Поскольку социальная инженерия основана на человеческом факторе, трудно полностью устранить ее опасность с помощью превентивных мер. Всегда существует вероятность того, что хакеры сумеют сотворить свою магию, но вы можете усложнить доступ хакеров к вашей конфиденциальной информации, если обязательно учтете следующие моменты:

• Сохраняйте здоровую подозрительность к незнакомцам в бизнесе: чем крупнее компания, тем легче преступникам выдавать себя за коллег, поставщиков услуг или других деловых партнеров. Защитить себя от этой опасности в определенной степени можно, просто сохраняя здоровую подозрительность к незнакомым людям. Чувствительные данные следует предоставлять только тем коллегам, чья личность может быть подтверждена. Знакомясь с каждым новым сотрудником и регулярно проводя командные мероприятия, вы можете укрепить свои знания о коллегах и сотрудниках, чтобы быть уверенным, что вас никогда не подстерегут.

• Не сообщайте по телефону частные подробности: как правило, конфиденциальную информацию никогда не следует сообщать по телефону. Особенно это касается входящих звонков и разговоров с неизвестными партнерами по общению. Даже, казалось бы, неважная или случайная информация может быть использована хакерами, которые собирают информацию о работе вашей компании, чтобы в дальнейшем обмануть сотрудника.

• Опасайтесь электронных писем с неизвестными адресами отправителей: если отправителя электронного письма не удается легко определить, будьте осторожны. Все сотрудники должны сообщить об этом электронном сообщении руководителю или сотруднику ИТ-отдела, прежде чем отправлять какой-либо ответ. Если в сообщении содержится необычный или неожиданный призыв к действию, например, требование оплатить задолженность, очень важно проверить подлинность этого требования, прежде чем выполнять запрос.

• Будьте внимательны к странным ссылкам или вложениям электронной почты: то и дело пользователи Интернета обнаруживают в своем почтовом ящике письма, содержащие ссылки на формы или веб-страницы с просьбой предоставить данные. Хакеры используют подобные методы, чтобы завладеть банковской информацией, паролями или номерами клиентов. Но в мире бизнеса подобные методы совершенно не нужны. Серьезные банки, интернет-магазины или страховые компании никогда не попросят вас открыть отдельную веб-страницу и ввести конфиденциальную информацию. Будьте внимательны и к вложениям файлов в электронных письмах. Они могут содержать шпионские или вредоносные программы, которые устанавливаются в фоновом режиме и предоставляют хакерам внешний доступ к вашей системе. Вы можете минимизировать этот риск, убедившись, что сотрудники открывают вложения только от доверенных отправителей.

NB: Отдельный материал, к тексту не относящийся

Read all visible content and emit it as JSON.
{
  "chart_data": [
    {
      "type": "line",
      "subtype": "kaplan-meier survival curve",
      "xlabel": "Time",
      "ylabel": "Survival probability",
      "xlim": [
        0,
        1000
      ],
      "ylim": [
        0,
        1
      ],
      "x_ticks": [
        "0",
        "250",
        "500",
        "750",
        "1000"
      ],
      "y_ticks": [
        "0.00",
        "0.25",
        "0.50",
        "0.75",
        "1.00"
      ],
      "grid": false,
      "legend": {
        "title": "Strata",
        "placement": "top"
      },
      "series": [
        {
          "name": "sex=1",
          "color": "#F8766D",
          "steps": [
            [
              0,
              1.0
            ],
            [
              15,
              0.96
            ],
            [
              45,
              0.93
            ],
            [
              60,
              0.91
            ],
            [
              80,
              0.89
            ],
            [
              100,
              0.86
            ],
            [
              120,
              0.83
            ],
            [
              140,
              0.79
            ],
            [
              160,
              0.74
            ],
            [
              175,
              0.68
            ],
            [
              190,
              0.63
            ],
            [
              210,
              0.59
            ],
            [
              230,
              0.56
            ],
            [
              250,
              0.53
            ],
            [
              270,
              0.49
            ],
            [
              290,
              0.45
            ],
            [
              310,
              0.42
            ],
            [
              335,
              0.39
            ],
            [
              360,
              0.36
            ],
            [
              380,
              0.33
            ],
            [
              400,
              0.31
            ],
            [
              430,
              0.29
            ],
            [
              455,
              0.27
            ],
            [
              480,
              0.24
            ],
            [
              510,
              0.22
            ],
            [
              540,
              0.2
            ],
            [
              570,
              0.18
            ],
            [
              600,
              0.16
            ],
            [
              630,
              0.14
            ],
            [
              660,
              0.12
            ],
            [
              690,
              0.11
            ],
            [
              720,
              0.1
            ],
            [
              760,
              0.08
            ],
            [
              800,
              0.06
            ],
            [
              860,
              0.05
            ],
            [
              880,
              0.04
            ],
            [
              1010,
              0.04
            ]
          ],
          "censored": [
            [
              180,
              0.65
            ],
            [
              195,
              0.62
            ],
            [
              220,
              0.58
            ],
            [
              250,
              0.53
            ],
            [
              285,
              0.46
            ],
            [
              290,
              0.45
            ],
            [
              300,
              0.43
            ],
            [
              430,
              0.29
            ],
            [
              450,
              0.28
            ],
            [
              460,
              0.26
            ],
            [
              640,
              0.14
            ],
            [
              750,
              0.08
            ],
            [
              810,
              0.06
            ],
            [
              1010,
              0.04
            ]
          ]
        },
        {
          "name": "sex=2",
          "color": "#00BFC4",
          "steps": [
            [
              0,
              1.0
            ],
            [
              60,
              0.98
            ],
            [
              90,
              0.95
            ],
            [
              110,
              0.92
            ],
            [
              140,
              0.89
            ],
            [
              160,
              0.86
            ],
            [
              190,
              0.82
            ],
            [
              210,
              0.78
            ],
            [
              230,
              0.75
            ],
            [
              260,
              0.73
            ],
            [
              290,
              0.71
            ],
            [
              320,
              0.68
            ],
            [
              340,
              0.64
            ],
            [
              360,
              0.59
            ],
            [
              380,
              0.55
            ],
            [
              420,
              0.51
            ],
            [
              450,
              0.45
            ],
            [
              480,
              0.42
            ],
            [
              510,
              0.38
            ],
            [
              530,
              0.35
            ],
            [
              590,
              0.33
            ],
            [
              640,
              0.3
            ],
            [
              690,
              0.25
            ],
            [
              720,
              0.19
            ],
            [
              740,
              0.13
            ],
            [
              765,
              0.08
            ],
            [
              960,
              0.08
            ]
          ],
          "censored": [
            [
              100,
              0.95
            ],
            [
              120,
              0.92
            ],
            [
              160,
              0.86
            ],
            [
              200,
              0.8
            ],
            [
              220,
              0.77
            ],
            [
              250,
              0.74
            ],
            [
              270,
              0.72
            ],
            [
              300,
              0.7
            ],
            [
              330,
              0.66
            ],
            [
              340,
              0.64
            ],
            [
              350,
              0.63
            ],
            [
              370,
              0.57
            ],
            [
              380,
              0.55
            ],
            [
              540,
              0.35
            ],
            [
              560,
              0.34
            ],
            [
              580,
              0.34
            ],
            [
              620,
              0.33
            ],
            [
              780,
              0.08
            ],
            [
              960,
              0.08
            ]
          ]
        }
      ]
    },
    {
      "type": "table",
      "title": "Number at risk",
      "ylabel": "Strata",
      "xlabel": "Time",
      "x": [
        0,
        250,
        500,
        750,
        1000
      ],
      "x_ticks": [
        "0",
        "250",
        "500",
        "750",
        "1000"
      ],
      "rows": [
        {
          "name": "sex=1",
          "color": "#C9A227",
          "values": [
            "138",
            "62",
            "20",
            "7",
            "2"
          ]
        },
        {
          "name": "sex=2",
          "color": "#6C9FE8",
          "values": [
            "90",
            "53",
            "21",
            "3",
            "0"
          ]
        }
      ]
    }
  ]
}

• Обеспечьте защиту данных в социальных сетях: в большинстве случаев атаки с использованием социальной инженерии готовятся задолго до того, как произойдет взлом. Наряду с информацией на сайте компании, мошенники часто используют данные, легкодоступные в социальных сетях, чтобы создать правдоподобную предысторию для попытки манипуляции. В целом, правила таковы: чем больше информации о себе сотрудники или коллеги предоставляют в социальных сетях, тем более уязвимы они перед опасностями социальной инженерии. Доведя до сведения своих сотрудников этот факт, вы можете повысить вероятность того, что они будут использовать приватные настройки на таких сайтах, как Facebook, Instagram или Twitter. Есть также возможность установить обязательные ограничения в кодексе поведения вашего офиса, хотя лишать сотрудников свободы не всегда рекомендуется.

Сложность темы и разнообразие подходов, используемых хакерами, не позволяют подготовить персонал ко всем типам атак социальной инженерии. Но с помощью регулярных тренингов и образовательных семинаров о важности защиты данных вы можете повысить осведомленность о потенциальной опасности, которую представляют киберхакеры. Однако превентивные меры никогда не должны заходить слишком далеко. Если они начинают вредить командному духу, создают атмосферу всеобщего недоверия к коллегам или порождают страх перед ошибками, то от них больше проблем, чем пользы.